Question

Let \( f(x) = \frac{2 - \sqrt{x + 4}}{\sin 2x}, \, x \neq 0 \). In order that \( f(x) \) is continuous at \( x = 0 \), \( f(0) \) is to be defined as:

• A. \( -\frac{1}{8} \)
• B. \( \frac{1}{2} \)
• C. \( 1 \)
• D. \( \frac{1}{8} \)

Hint:

Rule is a useful technique for resolving indeterminate limits, particularly when dealing with square roots and trigonometric functions.

Answer 1

The Correct Option is A

For \( f(x) \) to be continuous at \( x = 0 \), it must satisfy \( f(0) = \lim_{x \to 0} f(x) \). Step 1: Evaluate the limit. Given the function \( f(x) = \frac{2 - \sqrt{x + 4}}{\sin 2x} \). As \( x \to 0 \), the expression becomes an indeterminate form \( \frac{0}{0} \).

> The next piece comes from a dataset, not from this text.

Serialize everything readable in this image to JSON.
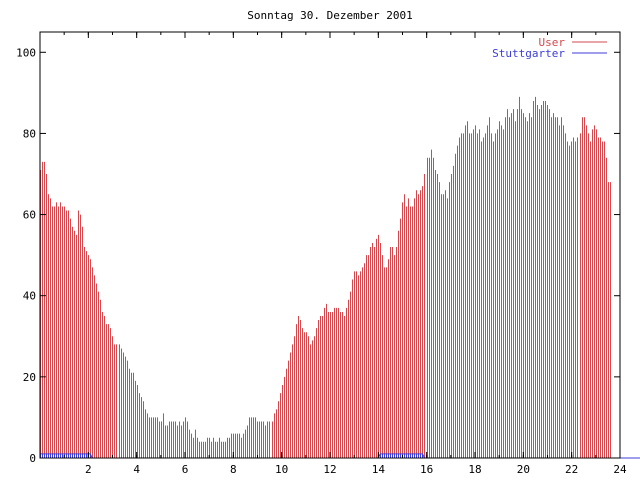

L'Hôpital's Rule is applied: \[\lim_{x \to 0} f(x) = \lim_{x \to 0} \frac{\frac{d}{dx}(2 - \sqrt{x + 4})}{\frac{d}{dx}(\sin 2x)}.\] Step 2: Differentiate the numerator and denominator. The derivatives are: \[\frac{d}{dx}(2 - \sqrt{x + 4}) = -\frac{1}{2\sqrt{x + 4}}, \quad \frac{d}{dx}(\sin 2x) = 2 \cos 2x.\] Substituting these into the limit: \[\lim_{x \to 0} f(x) = \lim_{x \to 0} \frac{-\frac{1}{2\sqrt{x + 4}}}{2 \cos 2x}.\] Step 3: Simplify the expression. At \( x = 0 \): \[\sqrt{x + 4} = \sqrt{4} = 2, \quad \cos 2x = \cos 0 = 1.\] Substitute these values: \[\lim_{x \to 0} f(x) = \frac{-\frac{1}{2 \cdot 2}}{2 \cdot 1} = \frac{-\frac{1}{4}}{2} = -\frac{1}{8}.\] Step 4: Define \( f(0) \). For continuity at \( x = 0 \), \( f(0) \) is defined as: \[f(0) = -\frac{1}{8}.\] Final Answer: \[\boxed{-\frac{1}{8}}.\]